Rifa
CLARICE LISPECTOR


 
 Rifa-se um coração quase novo.
 Um coração idealista. Um coração como poucos.
 Um coração à moda antiga. Um coração moleque que insiste em pregar peças no seu usuário.
 Rifa-se um coração que na realidade está um pouco usado, meio calejado, muito machucado e que teima em alimentar sonhos, e cultivar ilusões.
 Um pouco inconseqüente que nunca desiste de acreditar nas pessoas.
 Um leviano e precipitado, coração que acha que Tim Maia estava certo quando escreveu... "não quero dinheiro, eu quero amor sincero, é isso que eu espero...".
 Um idealista... Um verdadeiro sonhador... Rifa-se um coração que nunca aprende.
 Que não endurece, e mantém sempre viva a esperança de ser feliz, sendo simples e natural.
 Um coração insensato que comanda o racional sendo louco o suficiente para se apaixonar.
 Um furioso suicida que vive procurando relações e emoções verdadeiras.
 Rifa-se um coração que insiste em cometer sempre os mesmos erros.
Esse coração que erra, briga, se expõe. Perde o juízo por completo em nome de causas e paixões.
 Sai do sério e, às vezes revê suas posições arrependido de palavras e gestos.

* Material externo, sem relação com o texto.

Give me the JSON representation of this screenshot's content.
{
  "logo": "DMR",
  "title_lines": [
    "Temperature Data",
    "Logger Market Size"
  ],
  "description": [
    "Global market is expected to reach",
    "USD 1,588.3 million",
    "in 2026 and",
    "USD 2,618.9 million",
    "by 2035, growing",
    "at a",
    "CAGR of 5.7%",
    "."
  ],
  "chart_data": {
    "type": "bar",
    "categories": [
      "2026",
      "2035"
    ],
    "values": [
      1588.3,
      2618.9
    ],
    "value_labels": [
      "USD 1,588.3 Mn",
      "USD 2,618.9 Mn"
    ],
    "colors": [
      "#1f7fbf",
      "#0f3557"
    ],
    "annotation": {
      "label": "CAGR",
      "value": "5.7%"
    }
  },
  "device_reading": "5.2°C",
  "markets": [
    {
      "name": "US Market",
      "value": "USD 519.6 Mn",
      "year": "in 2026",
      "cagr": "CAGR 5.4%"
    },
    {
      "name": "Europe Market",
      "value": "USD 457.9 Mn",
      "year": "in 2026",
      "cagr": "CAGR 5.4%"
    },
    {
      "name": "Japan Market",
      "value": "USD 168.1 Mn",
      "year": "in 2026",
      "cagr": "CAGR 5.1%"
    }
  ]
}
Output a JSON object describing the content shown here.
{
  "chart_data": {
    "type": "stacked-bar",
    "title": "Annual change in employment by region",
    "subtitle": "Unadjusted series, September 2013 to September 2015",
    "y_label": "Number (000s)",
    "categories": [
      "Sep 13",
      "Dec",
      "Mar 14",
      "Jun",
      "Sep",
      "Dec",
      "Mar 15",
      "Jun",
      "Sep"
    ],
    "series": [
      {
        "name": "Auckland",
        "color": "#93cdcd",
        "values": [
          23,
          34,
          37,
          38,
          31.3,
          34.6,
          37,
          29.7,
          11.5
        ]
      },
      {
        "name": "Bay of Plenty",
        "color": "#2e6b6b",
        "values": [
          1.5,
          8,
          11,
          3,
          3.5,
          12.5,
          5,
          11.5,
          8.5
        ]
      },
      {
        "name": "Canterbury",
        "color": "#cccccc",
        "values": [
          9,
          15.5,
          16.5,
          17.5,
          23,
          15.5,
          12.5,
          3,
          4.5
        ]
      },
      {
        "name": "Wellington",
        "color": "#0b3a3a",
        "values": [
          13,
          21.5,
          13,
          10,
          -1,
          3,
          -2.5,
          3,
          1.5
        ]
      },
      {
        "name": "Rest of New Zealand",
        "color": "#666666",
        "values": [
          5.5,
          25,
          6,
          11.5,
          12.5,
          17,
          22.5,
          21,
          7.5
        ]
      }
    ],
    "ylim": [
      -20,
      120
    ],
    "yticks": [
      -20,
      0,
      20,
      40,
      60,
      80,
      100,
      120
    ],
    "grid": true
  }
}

 Este coração tantas vezes incompreendido. Tantas vezes provocado. Tantas vezes impulsivo.
 Rifa-se este desequilibrado emocional que, abre sorrisos tão largos que quase dá pra engolir as orelhas, mas que também arranca lágrimas e faz murchar o rosto.
 Um coração para ser alugado, ou mesmo utilizado por quem gosta de emoções fortes.
 Um órgão abestado indicado apenas para quem quer viver intensamente e, contra indicado para os que apenas pretendem passar pela vida matando o tempo, defendendo-se das emoções.
 Rifa-se um coração tão inocente que se mostra sem armaduras e deixa louco o seu usuário.
 Um coração que quando parar de bater ouvirá o seu usuário dizer para São Pedro na hora da prestação de contas: " O Senhor poder conferir", eu fiz tudo certo, só errei quando coloquei sentimento.
 Só fiz bobagens e me dei mal quando ouvi este louco coração de criança que insiste em não endurecer e, se recusa a envelhecer".
Rifa-se um coração, ou mesmo troca-se por outro que tenha um pouco mais de juízo. Um órgão mais fiel ao seu usuário.
 Um amigo do peito que não maltrate tanto o ser que o abriga. Um coração que não seja tão inconseqüente.
 Rifa-se um coração cego, surdo e mudo, mas que incomoda um bocado.
 Um verdadeiro caçador de aventuras que, ainda não foi adotado, provavelmente, por se recusar a cultivar ares selvagens ou racionais, por não querer perder o estilo.
 Oferece-se um coração vadio, sem raça, sem pedigree. Um simples coração humano.
 Um impulsivo membro de comportamento até meio ultrapassado.
 Um modelo cheio de defeitos que, mesmo estando fora do mercado, faz questão de não se modernizar, mas vez por outra, constrange o corpo que o domina.
 Um velho coração que convence seu usuário a publicar seus segredos e, a ter a petulância de se aventurar como poeta.





                      Nota:  Como já disse para os amigos e amigas estou lendo praticamente todos os livros de Clarice Lispector, para divulgá-la. Não consegui resistir e, pedindo desculpas, para quem não gosta que publiquemos textos de autores consagrados, publico este poema que me parece autobiográfico e muita gente vai se ver neste poema, inclusive eu.
                     Publico porque fico ansioso para que outros tenham o  mesmo prazer que senti  quando li este poema.